Bequests: Naming Rudolf Steiner School of Ann Arbor as a beneficiary in your will or in a codicil to your will. Most planned gifts are bequests. They allow a donor to make a larger contribution after death than is generally possible during their lifetime. The donor receives an estate tax charitable deduction for this gift. You can fill out the Bequest Form and return to the development office.
Life Insurance Plans: The transfer of ownership of a life insurance policy on the donor's life to Rudolf Steiner School of Ann Arbor. The donor continues to pay any premiums after the gift is made, for which they receive an income tax deduction. The total investment in the life insurance policy is also tax-deductible.
Retirement Assets: Naming RSSAA as a beneficiary of the any balance remaining in an IRA, 401(k), or other retirement plan at the time of death. The amount that is gifted to RSSAA is not subject to income tax or estate tax (as it would be if left to an individual).

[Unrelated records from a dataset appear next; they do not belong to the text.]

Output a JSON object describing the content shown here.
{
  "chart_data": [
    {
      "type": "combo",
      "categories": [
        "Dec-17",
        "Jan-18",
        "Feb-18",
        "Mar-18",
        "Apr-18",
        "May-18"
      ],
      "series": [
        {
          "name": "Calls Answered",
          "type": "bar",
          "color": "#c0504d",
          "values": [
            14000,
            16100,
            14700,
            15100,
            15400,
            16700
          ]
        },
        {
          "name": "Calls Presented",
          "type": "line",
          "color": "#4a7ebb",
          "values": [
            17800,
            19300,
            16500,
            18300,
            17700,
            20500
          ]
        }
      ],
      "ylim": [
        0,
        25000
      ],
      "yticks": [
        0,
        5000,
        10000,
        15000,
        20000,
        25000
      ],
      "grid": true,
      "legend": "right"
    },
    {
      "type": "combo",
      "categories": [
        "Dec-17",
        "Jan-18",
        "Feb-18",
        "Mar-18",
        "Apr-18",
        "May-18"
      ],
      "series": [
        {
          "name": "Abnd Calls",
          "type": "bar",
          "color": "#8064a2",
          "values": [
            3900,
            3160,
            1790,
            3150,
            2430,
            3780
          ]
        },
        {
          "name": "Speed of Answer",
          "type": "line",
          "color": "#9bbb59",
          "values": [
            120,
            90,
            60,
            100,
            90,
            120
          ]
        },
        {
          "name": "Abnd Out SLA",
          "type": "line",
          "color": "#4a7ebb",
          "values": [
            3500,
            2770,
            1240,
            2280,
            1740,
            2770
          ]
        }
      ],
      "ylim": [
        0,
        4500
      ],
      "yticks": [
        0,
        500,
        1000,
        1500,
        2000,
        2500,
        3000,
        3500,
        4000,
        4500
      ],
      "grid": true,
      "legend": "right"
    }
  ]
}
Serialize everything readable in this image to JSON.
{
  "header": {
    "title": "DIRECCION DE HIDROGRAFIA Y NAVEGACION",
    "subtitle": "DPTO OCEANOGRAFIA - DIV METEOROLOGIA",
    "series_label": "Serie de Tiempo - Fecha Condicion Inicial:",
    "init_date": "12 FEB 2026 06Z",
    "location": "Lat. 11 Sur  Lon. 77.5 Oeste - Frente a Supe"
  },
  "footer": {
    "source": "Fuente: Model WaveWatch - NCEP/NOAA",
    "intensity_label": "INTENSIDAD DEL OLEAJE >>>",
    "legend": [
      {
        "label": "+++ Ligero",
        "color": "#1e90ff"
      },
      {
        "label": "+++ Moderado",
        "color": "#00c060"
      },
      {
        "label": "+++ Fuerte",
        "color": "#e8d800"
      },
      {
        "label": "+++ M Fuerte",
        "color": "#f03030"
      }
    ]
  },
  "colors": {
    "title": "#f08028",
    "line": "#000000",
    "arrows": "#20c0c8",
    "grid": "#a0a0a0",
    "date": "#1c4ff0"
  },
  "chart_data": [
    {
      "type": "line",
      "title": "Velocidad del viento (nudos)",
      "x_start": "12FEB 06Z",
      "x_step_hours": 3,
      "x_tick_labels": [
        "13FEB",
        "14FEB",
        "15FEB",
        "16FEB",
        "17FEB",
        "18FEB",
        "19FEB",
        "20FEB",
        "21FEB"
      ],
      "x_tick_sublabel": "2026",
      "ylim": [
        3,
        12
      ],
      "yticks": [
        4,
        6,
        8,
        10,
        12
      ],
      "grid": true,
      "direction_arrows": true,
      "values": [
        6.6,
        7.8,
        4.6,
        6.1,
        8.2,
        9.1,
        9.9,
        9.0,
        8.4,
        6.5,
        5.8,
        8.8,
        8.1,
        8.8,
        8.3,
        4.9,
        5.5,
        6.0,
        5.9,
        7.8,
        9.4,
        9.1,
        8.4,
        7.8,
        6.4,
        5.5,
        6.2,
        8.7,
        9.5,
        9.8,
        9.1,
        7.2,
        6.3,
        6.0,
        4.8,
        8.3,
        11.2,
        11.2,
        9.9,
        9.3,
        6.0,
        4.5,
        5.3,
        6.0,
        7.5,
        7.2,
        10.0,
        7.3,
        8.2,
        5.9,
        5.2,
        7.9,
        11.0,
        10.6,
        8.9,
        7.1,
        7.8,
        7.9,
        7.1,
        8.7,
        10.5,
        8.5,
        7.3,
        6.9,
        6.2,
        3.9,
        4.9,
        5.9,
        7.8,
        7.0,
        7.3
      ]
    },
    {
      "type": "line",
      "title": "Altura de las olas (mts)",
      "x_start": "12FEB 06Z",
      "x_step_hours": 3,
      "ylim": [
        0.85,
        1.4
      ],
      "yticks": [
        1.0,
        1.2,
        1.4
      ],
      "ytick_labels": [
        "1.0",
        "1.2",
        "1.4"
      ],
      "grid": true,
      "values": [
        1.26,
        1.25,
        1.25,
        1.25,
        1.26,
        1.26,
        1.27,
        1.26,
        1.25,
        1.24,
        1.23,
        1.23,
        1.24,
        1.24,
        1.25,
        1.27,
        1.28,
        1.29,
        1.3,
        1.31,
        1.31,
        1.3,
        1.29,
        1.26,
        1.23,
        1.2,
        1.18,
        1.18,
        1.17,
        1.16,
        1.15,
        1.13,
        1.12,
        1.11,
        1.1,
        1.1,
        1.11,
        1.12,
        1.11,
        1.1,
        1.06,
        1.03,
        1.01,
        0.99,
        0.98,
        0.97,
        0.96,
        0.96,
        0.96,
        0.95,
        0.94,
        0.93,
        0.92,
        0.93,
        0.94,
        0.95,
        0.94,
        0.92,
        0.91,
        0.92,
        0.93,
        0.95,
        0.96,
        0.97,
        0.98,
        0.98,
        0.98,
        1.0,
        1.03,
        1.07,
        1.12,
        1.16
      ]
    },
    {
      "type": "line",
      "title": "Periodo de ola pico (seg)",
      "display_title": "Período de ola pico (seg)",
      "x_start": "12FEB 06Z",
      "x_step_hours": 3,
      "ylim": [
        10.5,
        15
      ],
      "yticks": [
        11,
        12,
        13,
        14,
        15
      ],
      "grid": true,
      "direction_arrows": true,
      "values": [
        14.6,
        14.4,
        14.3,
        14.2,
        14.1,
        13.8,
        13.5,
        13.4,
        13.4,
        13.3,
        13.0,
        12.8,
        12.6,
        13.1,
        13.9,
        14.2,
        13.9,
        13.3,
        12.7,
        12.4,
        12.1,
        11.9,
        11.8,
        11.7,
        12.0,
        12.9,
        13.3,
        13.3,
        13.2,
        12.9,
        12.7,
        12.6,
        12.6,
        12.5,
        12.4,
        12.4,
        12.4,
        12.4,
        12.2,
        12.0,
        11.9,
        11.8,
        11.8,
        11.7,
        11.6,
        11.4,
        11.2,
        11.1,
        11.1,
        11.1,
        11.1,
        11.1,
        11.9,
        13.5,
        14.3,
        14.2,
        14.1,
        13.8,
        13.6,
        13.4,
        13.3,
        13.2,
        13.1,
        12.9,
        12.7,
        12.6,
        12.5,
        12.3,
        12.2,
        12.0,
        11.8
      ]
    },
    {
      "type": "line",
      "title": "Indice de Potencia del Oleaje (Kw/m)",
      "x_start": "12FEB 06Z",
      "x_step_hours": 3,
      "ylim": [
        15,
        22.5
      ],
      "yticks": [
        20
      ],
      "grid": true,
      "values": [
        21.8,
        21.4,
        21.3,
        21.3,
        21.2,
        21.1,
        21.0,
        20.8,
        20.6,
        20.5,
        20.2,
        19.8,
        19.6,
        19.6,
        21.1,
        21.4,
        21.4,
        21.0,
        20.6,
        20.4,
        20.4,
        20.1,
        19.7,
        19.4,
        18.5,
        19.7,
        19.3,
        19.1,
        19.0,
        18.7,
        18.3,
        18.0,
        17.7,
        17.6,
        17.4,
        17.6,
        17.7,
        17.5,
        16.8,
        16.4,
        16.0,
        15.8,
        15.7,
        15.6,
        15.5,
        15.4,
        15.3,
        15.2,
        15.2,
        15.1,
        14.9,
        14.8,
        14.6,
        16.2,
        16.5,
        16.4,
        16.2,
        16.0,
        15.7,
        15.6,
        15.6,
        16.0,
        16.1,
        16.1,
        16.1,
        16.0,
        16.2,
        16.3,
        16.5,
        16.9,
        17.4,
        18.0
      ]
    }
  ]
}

IRA Charitable Rollover: An IRA Charitable Rollover is a direct transfer of funds from your IRA payable to RSSAA or other non-profit. They can be counted toward satisfying your required minimum distributions (RMDs) and if you are over 70 1/2, this may keep your taxable income lower. Contact your IRA Administrator to make a distribution.
Charitable Lead Trust: A trust created by the donor that provides an income stream to RSSAA for a specified term of years. When the trust terminates, the principal goes to beneficiaries chosen by the donor. The donor does not incur income tax on the income stream paid to the School. The gift tax, on the principal passing the beneficiaries, is reduced or eliminated.
Life Income Gifts (Charitable Remainder Trust or Charitable Gift Annuity): A trust or annuity created by the donor that provides an income to the donor's beneficiaries for a specified term of years. When the trust or annuity terminates, the principle is paid to RSSAA. The donor receives an immediate income tax deduction for the value of the deferred gift of the principal to the School.
Remainder in Real Estate: A gift of real estate (such as a home or a vacation home) that allows a donor to reserve the right to live in and use the property for the rest of his or her life. The donor receives an income tax deduction for the value of the deferred gift. RSSAA receives the property upon the donor's death.
The material presented here is intended as general educational information on the topics discussed herein and should not be interpreted as legal, financial or tax advice. Please seek the specific advice of your tax adviser, attorney and/or financial planner to discuss the application of these topics to your individual situation.